We've been immersing ourselves in the seasonal foods in Barcelona, and Easter Week (semana santa) is a big deal here with its own foods.  Despite being a food of abstinence (vigilia), this is rich and the flavor is well more than the sum of ingredients. It's not hard to make, and you could substitute ham for the bacalao to provide the salty umami, or omit the egg and bacalao if you wanted a vegan version.  Claudia Rodan's recipe doesn't use the bacalao in her recipe; I'm basing mine on Emma Garcia's which uses a "majado" of breadcrumbs, egg, and oil to provide body and flavor.

Garbanzos, Spinach, Bacalao, garnished with chopped Egg Whites

Measurements are approximate, I'm aiming for a something thicker than a soup, almost a stew. 

This makes 4 dinner portions.

240 g      Bacalao, hydrated over two nights, changing water
240 g      Garbanzo beans, dried; rehydrate overnight
  2 whole  Cloves
  2        Bay Leaves

           Olive Oil, for frying
  2 clove  Garlic, sliced
  2 slices Bread
  2        Eggs
           Extra Virgin Olive Oil, for majado

200 g      Onion (or Leek), chopped
130 g      Tomato, chopped
300 ml     Fish Stock
big pinch  Pimentón Dulce
300 g      Spinach, fresh

Soak the salted, dried Bacalao in water overnight; change the water, soak again overnight, drain. If it's still stiff and too salty, soak bit more, but you'll be cooking it and don't want to leach all the salt funk from the fish.

Soak the dried Garbanzo beans overnight in plenty of water. Drain and leave in the fridge until you're ready. You could use cooked canned or jarred garbanzos too: use about 450 g pre-cooked garbanzos.

Cook the Garbanzos covered in water with the Cloves and Bay Leaf, some Salt and Pepper, and with any aromatics you have around -- a carrot, celery stalk, onion, etc. This should take about 90-120 minutes, covered, on a lazy simmer.

Add some Olive Oil to a skillet and sauté the Garlic; reserve.
Add the bread and toast in the Olive Oil on both sides until a bit crunchy and toasted; you might want to weight it down to make good contact; reserve. Don't clean the skillet, you'll use it again in a minute.

Boil the eggs: add to cold water, bring to boil, turn off, cover, and let sit 10 minutes. Peel and separate yolks from whites, keep both. 

In a blender or food processor, blitz the toasted bread with two egg yolks and some nice Extra Virgin Olive Oil. This makes a "majado" -- kinda like a panade -- which will thicken the sauce and add depth of flavor. Reserve.


The blitzed majado

Add some more Olive Oil to the skillet and sauté the Onions until soft and a bit golden, add then the Tomato, and cook until soft.
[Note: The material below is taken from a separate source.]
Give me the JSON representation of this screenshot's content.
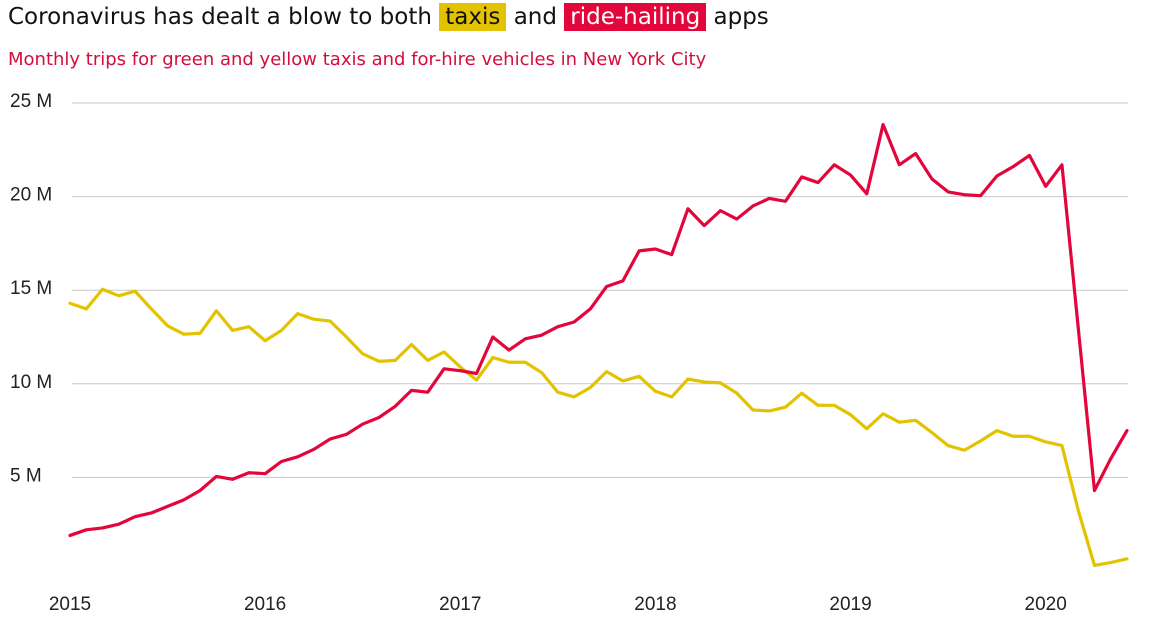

Blitz in blender or food processor with the Fish Stock and Pimentón to get a smooth texture. 

When cooked, drain the Garbanzos and collect the cooking liquid; toss the aromatics.
Add the Garbanzos and Garlic back to the pot with the smooth Onion Tomato Stock. 
Add the Majado for body and flavor.
Add the Spinach and stir to cook, and let it reduce down.
If it's too thick for your liking, add the bean cooking liquid until you get the texture you prefer; you could thin it with more Fish Stock too, if needed.
Cut up the rehydrated Bacalao and add to the potage, and let it cook through a few minutes.

Check seasoning for Salt and Pepper.
Serve in bowls, garnished with chopped Egg Whites.